CHALLENGE
Due to the current economic situation, forecasts predict mortgage default rates will rise between 7% and 15%, with losses expected to exceed 200 Billion dollars by 2021. To stay ahead of the game, financial institutions will need an effective credit risk and monitoring tool empowering their teams.
To efficiently handle this problem on a large-scale, leveraging the power of automated tasks and advancements in machine learning can help predict and prevent loans from becoming Non-Performing Assets (NPAs).
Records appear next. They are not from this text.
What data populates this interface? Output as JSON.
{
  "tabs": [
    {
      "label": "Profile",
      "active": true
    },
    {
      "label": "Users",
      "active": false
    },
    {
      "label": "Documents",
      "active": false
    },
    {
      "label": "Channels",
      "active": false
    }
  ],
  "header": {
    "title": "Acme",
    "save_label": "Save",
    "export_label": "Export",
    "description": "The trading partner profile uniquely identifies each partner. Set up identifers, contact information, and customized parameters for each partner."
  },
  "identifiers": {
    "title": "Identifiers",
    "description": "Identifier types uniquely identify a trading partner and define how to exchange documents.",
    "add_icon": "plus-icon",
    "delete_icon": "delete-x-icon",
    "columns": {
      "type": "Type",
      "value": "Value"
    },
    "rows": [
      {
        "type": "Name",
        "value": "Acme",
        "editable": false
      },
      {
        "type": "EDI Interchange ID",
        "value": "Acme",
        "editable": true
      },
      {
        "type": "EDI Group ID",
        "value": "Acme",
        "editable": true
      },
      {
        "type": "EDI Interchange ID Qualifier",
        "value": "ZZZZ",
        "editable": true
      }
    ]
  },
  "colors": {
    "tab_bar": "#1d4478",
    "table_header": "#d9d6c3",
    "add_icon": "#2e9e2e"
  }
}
Introducing EWS – Speridian’s Default Prediction and Early Resolution Tool
EWS offers two key Modules
Default Prediction
is an intelligent predictive analysis tool that uses the power of data science and machine learning algorithms to successfully predict loan default probability. This tool helps to categorize a loan portfolio into High, Medium and Low Risk watch list groups based on risk scores derived from ML algorithms. It offers a unique approach, combining internal loan data with current impacts from external data elements to predict the likelihood of default.
Early Resolution
works very closely with the Default Prediction tool, taking a particular loan as input and analyzing different workout options through a configurable workflow of questions. Based on the answers provided, the workflow can identify the best-suited workout option by using a rules-based intelligent resolution model that combines borrower scenarios with existing loan data. It also offers easy integration with call centers, intelligently routing the loan to the best-qualified loan modification agents for proper handling and easy resolution.
The EWS Advantage
Our solution uses the most advanced AI-Machine Learning solution, using the Gradient Boosting and Random Forest testing methodologies yielding nearly 99% confidence in determining loans at risk.
Our rapid deployment and innovative pricing models including “pay-by-the-drink” and gain-sharing, eliminate long-term projects and complicated agreements.